Manufacturing jobs are disappearing. Many earned pension programs have collapsed in the wake of corporate “reorganization.” And workers’ ability to negotiate their futures has been eviscerated by the twin threats of modern corporate America: If they complain too loudly, their jobs might either be outsourced overseas or given to illegal immigrants.

This ever-widening divide is too often ignored or downplayed by its beneficiaries. A sense of entitlement has set in among elites, bordering on hubris. When I raised this issue with corporate leaders during the recent political campaign, I was met repeatedly with denials, and, from some, an overt lack of concern for those who are falling behind. A troubling arrogance is in the air among the nations most fortunate. Some shrug off large-scale economic and social dislocations as the inevitable byproducts of the “rough road of capitalism.” Others claim that it’s the fault of the workers or the public education system that the average American is simply not up to the international challenge, that our education system fails us, or that our workers have become spoiled.
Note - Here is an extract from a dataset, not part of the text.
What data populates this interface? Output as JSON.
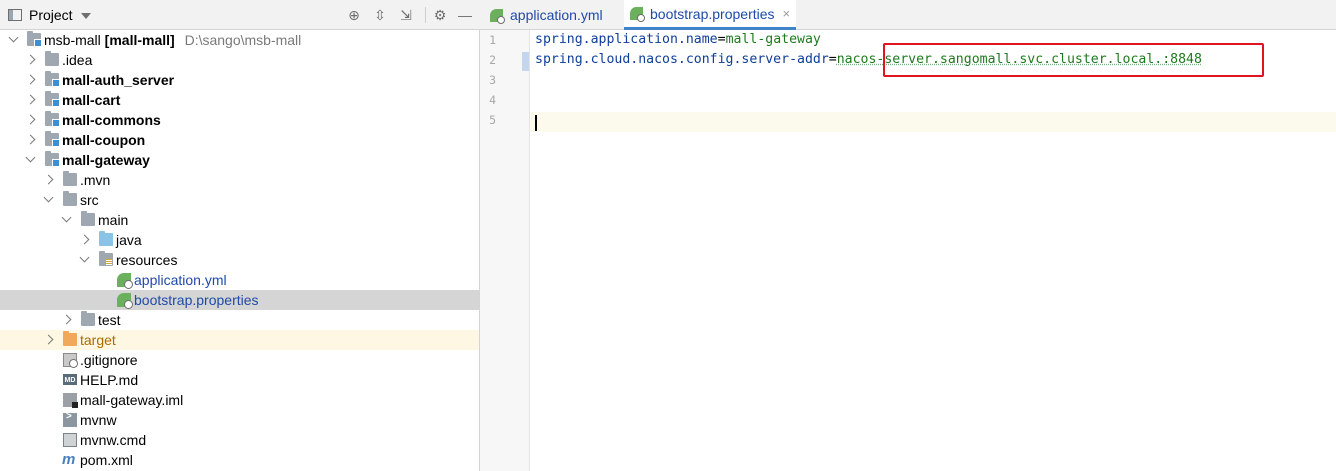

WOW, A POLITICIAN THAT ACTUALLY UNDERSTANDS LABOR!
This is a sobering thought. The next generation in America will probably be the first to have a lower standard of living than their parents did. We must not forget who came to visit us when we were on strike, and who sent us a letter of support for our strike. We must support the people that support us. This is an election year. Did you know that half of working class American voters vote for anti-labor candidates? We must stand up for labor. Why would they represent us, when we do not stick together enough to make a difference in who gets elected. When the shoe and garment industries were sent out of this country, we did nothing to protest. And now, look what is happening. … Its cars… Next, it may be heavy trucks. We must stop outsourcing American jobs. We must organize satellite car plants. Buying American is not enough. We must seek out and buy union made products in America. We must stop doing business with anti-union corporations such as WAL-MART, 80% their products are made in China. You all remember the National Right to Work Legal Defense Foundation. The Walton Family Foundation is a large donor to the National Right to Work Legal Defense Foundation.

Between 1998 and 2006, 3.4 million manufacturing jobs were lost in the U.S. Your governments officials have chosen remove the cost of fuel and health care from the consumer price index to get the numbers they want concerning the economy. Some of you have asked why your COLA check has not reflected the cost of gasoline. Now you know… America is in the shape it’s in because of poor decisions by politicians. We must go to the polls and vote and we must vote for labor friendly candidates.

On Monday, June 23rd, PACCAR, the parent company of Peterbuilt, locked out over 300 UAW workers in Madison, Tennessee. On Thursday, June 26th, over 100 summer school participants visited Peterbuilt to show their support. They were blown away by our two buses rolling in and we were equally proud to stand with our brothers and sisters fighting for their jobs and their families’ futures.